Sunday, December 11, 2005

BULLSHIT

That is complete bullshit. I quit. Can't an NPC quit? PCs quit games all the time in the middle. They killed me.

BCDM KILLED ME. THAT IS COMPLETE CRAP.

I'M FUCKING SICK AND TIRED OF THE SMARMY LITTLE DESCENTINTODEPTHS BS. THEY HAVE THE UTTER WORST DM. I'd like to make a citizen's arrest of their DM for being completely retarded. No, I'm sorry, strike that from the record, that gives retarded people a bad name. BCDMM, actually why don't you get yourselves a DM with Down syndrome? He'd be much much better than the ignorant, rules-fudging, cheesy-ass dork you currently have. God. GOD.

So this is great. Now what? Well I'm dead, readers, so don't expect me to post a lot. No no, I'm not in hell. Please, I was a good man, a FAMILY man, a PRODUCTIVE man. I was trying to save the world for crying out loud! And speaking of crying, I just want to make it clear that I didn't cry. The DM said I cried but I didn't.
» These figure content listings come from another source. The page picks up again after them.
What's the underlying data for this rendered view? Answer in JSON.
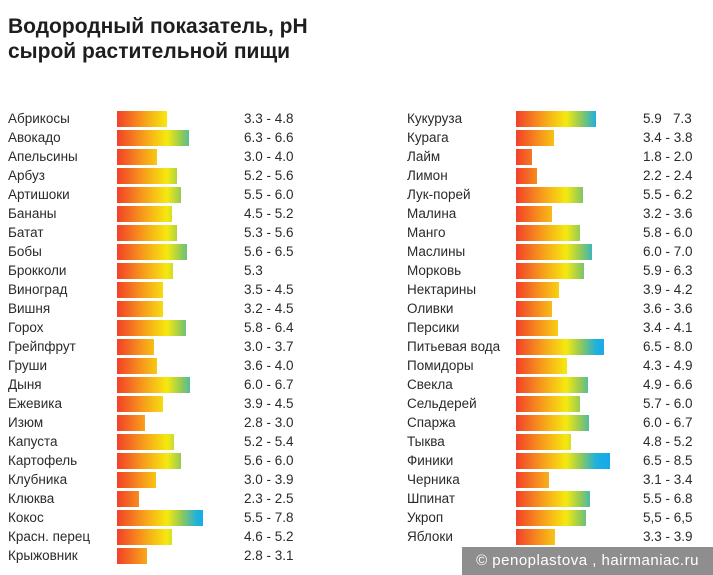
{
  "title_line1": "Водородный показатель, pH",
  "title_line2": "сырой растительной пищи",
  "watermark": "© penoplastova , hairmaniac.ru",
  "chart_data": {
    "type": "bar",
    "title": "Водородный показатель, pH сырой растительной пищи",
    "xlabel": "",
    "ylabel": "pH",
    "columns": [
      [
        {
          "name": "Абрикосы",
          "label": "3.3 - 4.8",
          "min": 3.3,
          "max": 4.8
        },
        {
          "name": "Авокадо",
          "label": "6.3 - 6.6",
          "min": 6.3,
          "max": 6.6
        },
        {
          "name": "Апельсины",
          "label": "3.0 - 4.0",
          "min": 3.0,
          "max": 4.0
        },
        {
          "name": "Арбуз",
          "label": "5.2 - 5.6",
          "min": 5.2,
          "max": 5.6
        },
        {
          "name": "Артишоки",
          "label": "5.5 - 6.0",
          "min": 5.5,
          "max": 6.0
        },
        {
          "name": "Бананы",
          "label": "4.5 - 5.2",
          "min": 4.5,
          "max": 5.2
        },
        {
          "name": "Батат",
          "label": "5.3 - 5.6",
          "min": 5.3,
          "max": 5.6
        },
        {
          "name": "Бобы",
          "label": "5.6 - 6.5",
          "min": 5.6,
          "max": 6.5
        },
        {
          "name": "Брокколи",
          "label": "5.3",
          "min": 5.3,
          "max": 5.3
        },
        {
          "name": "Виноград",
          "label": "3.5 - 4.5",
          "min": 3.5,
          "max": 4.5
        },
        {
          "name": "Вишня",
          "label": "3.2 - 4.5",
          "min": 3.2,
          "max": 4.5
        },
        {
          "name": "Горох",
          "label": "5.8 - 6.4",
          "min": 5.8,
          "max": 6.4
        },
        {
          "name": "Грейпфрут",
          "label": "3.0 - 3.7",
          "min": 3.0,
          "max": 3.7
        },
        {
          "name": "Груши",
          "label": "3.6 - 4.0",
          "min": 3.6,
          "max": 4.0
        },
        {
          "name": "Дыня",
          "label": "6.0 - 6.7",
          "min": 6.0,
          "max": 6.7
        },
        {
          "name": "Ежевика",
          "label": "3.9 - 4.5",
          "min": 3.9,
          "max": 4.5
        },
        {
          "name": "Изюм",
          "label": "2.8 - 3.0",
          "min": 2.8,
          "max": 3.0
        },
        {
          "name": "Капуста",
          "label": "5.2 - 5.4",
          "min": 5.2,
          "max": 5.4
        },
        {
          "name": "Картофель",
          "label": "5.6 - 6.0",
          "min": 5.6,
          "max": 6.0
        },
        {
          "name": "Клубника",
          "label": "3.0 - 3.9",
          "min": 3.0,
          "max": 3.9
        },
        {
          "name": "Клюква",
          "label": "2.3 - 2.5",
          "min": 2.3,
          "max": 2.5
        },
        {
          "name": "Кокос",
          "label": "5.5 - 7.8",
          "min": 5.5,
          "max": 7.8
        },
        {
          "name": "Красн. перец",
          "label": "4.6 - 5.2",
          "min": 4.6,
          "max": 5.2
        },
        {
          "name": "Крыжовник",
          "label": "2.8 - 3.1",
          "min": 2.8,
          "max": 3.1
        }
      ],
      [
        {
          "name": "Кукуруза",
          "label": "5.9   7.3",
          "min": 5.9,
          "max": 7.3
        },
        {
          "name": "Курага",
          "label": "3.4 - 3.8",
          "min": 3.4,
          "max": 3.8
        },
        {
          "name": "Лайм",
          "label": "1.8 - 2.0",
          "min": 1.8,
          "max": 2.0
        },
        {
          "name": "Лимон",
          "label": "2.2 - 2.4",
          "min": 2.2,
          "max": 2.4
        },
        {
          "name": "Лук-порей",
          "label": "5.5 - 6.2",
          "min": 5.5,
          "max": 6.2
        },
        {
          "name": "Малина",
          "label": "3.2 - 3.6",
          "min": 3.2,
          "max": 3.6
        },
        {
          "name": "Манго",
          "label": "5.8 - 6.0",
          "min": 5.8,
          "max": 6.0
        },
        {
          "name": "Маслины",
          "label": "6.0 - 7.0",
          "min": 6.0,
          "max": 7.0
        },
        {
          "name": "Морковь",
          "label": "5.9 - 6.3",
          "min": 5.9,
          "max": 6.3
        },
        {
          "name": "Нектарины",
          "label": "3.9 - 4.2",
          "min": 3.9,
          "max": 4.2
        },
        {
          "name": "Оливки",
          "label": "3.6 - 3.6",
          "min": 3.6,
          "max": 3.6
        },
        {
          "name": "Персики",
          "label": "3.4 - 4.1",
          "min": 3.4,
          "max": 4.1
        },
        {
          "name": "Питьевая вода",
          "label": "6.5 - 8.0",
          "min": 6.5,
          "max": 8.0
        },
        {
          "name": "Помидоры",
          "label": "4.3 - 4.9",
          "min": 4.3,
          "max": 4.9
        },
        {
          "name": "Свекла",
          "label": "4.9 - 6.6",
          "min": 4.9,
          "max": 6.6
        },
        {
          "name": "Сельдерей",
          "label": "5.7 - 6.0",
          "min": 5.7,
          "max": 6.0
        },
        {
          "name": "Спаржа",
          "label": "6.0 - 6.7",
          "min": 6.0,
          "max": 6.7
        },
        {
          "name": "Тыква",
          "label": "4.8 - 5.2",
          "min": 4.8,
          "max": 5.2
        },
        {
          "name": "Финики",
          "label": "6.5 - 8.5",
          "min": 6.5,
          "max": 8.5
        },
        {
          "name": "Черника",
          "label": "3.1 - 3.4",
          "min": 3.1,
          "max": 3.4
        },
        {
          "name": "Шпинат",
          "label": "5.5 - 6.8",
          "min": 5.5,
          "max": 6.8
        },
        {
          "name": "Укроп",
          "label": "5,5 - 6,5",
          "min": 5.5,
          "max": 6.5
        },
        {
          "name": "Яблоки",
          "label": "3.3 - 3.9",
          "min": 3.3,
          "max": 3.9
        }
      ]
    ]
  }
}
He's just a big liar. I said all that other stuff though. Oh, and Marivhon? Sorry to break your fragile heart, but I'm not really your dad. Like I'd have you as a son. I just said that to buy some time while Cinder touched himself and asked a zombie for advice. God, if you were my son I'd just abort. You know, just try again. ABORT MISSION. Yes I mean that dear readers. I'm not a vocal advocate of abortion as you may know, but I would definitely take exception if Marivhon would be the outcome. And whoever Marivhon's real father is, I'm sorry, you must be so ashamed of your retarded baby.

Well, readers, the afterlife is sort of like a giant airport. There are a lot of people just sort of wandering around down here. Did the God of Death just quit or something? It seems awfully disorganized. I'm here at a coffee shop using their computer. I bet you thought I was going to say 'I was at a Starbucks' and make a joke that those Starbucks shops are everywhere these days. But nope, it's not a Starbucks, it's called 'Coffee Chateau'. (I never heard of it either.)
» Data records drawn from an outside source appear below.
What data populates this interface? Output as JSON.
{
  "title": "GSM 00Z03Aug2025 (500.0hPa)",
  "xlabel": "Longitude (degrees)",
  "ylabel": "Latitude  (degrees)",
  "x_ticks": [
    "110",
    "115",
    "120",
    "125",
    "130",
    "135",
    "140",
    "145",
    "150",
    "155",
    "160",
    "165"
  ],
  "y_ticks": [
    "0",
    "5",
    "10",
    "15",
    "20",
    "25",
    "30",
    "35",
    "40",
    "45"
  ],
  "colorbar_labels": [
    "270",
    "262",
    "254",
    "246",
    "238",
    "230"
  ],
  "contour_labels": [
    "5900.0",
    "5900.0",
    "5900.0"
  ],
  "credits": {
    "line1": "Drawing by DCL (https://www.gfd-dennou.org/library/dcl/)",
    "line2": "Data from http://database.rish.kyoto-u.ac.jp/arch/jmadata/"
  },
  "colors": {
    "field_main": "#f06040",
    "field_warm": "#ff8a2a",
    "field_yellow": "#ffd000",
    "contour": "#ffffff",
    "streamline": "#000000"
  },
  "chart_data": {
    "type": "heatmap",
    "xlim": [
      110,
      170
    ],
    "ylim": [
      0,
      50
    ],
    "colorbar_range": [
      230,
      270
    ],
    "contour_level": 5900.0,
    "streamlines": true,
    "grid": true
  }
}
But it seems that this is the only computer with internet access around, so there were about thirty other dead people waiting in line. And it's just slow, I'm actually using a modem with 2400 bps. 2400 bps. I died and went to 1987.

Well, I was murdered. That's that. It was unfair and the DM and the PCs are cheaters, but there's no point in whining about it because THEY SUCK anyway. So, sorry everyone, but you'll just have to find someone else to take care of the Knights of Armek. At least the Church of Grisbane is making owlbears, but you know what? I really don't care. I'M DEAD. I DON'T CARE ABOUT THE LIVING ANYMORE.

It looks like my 30 minutes is almost up, so I need to sign off. I'll try to post if anything interesting happens, or at least let you know what the rest of the underworld is like, my friends in the 'blogosphere'.

GV.

Saturday, December 10, 2005

This is so LAME

Well dear readers, thought I'd take a minute to post here and tell you what's going on. In case you didn't catch all that over at nerd central, aka "descent into depths", I'm facing off against BCDM. They totally suck though and fucked it up. Actually, I thought I was a goner, but now it's looking a bit better for the home team, fingers crossed, knock on wood, etc. Leave it to them to fuck up a sure thing, am I correct? As that insipid hippie Gregolas would say, "I know you feeling me".

Please don't 'feel me'.

Anyway, Cinder apparently got grounded by his dad and can't go to the internet gaming cafe to log on and tell us what he's doing. I think he's fixing a window or something and can't really come to the phone right now. Whenever I feel rather proud of myself, I think about how this collection of complete dorks has foiled most (but not all) of my plans. Then again, when I'm feeling down, at least I know I'm better than them, so it helps. I guess it all equalizes in the end. I mean, did you guys read that where they went to that eyesore that is the 'Tower of Illusion' (ugh) and disguised themselves as bugbears? That was lame, but that's not my point. Did you catch that 'riddle' that they had to answer at the door. What a joke! Any high-performer special needs first-grader could answer that riddle. I'm surprised Stanislaus didn't just go for a knock-knock joke and get it over with. 'The moon'??!! I think that's the worst riddle I've ever heard. And I'm sure BCDM were so proud of themselves, able to answer that.

You know guys, I'm the Burghermeister of Grito. I'm a senior partner with the Church of Grisbane. I have SHIT TO DO. Can we please just wrap this up? I've got a stack of things in my inbox that require some attention. Thanks in advance.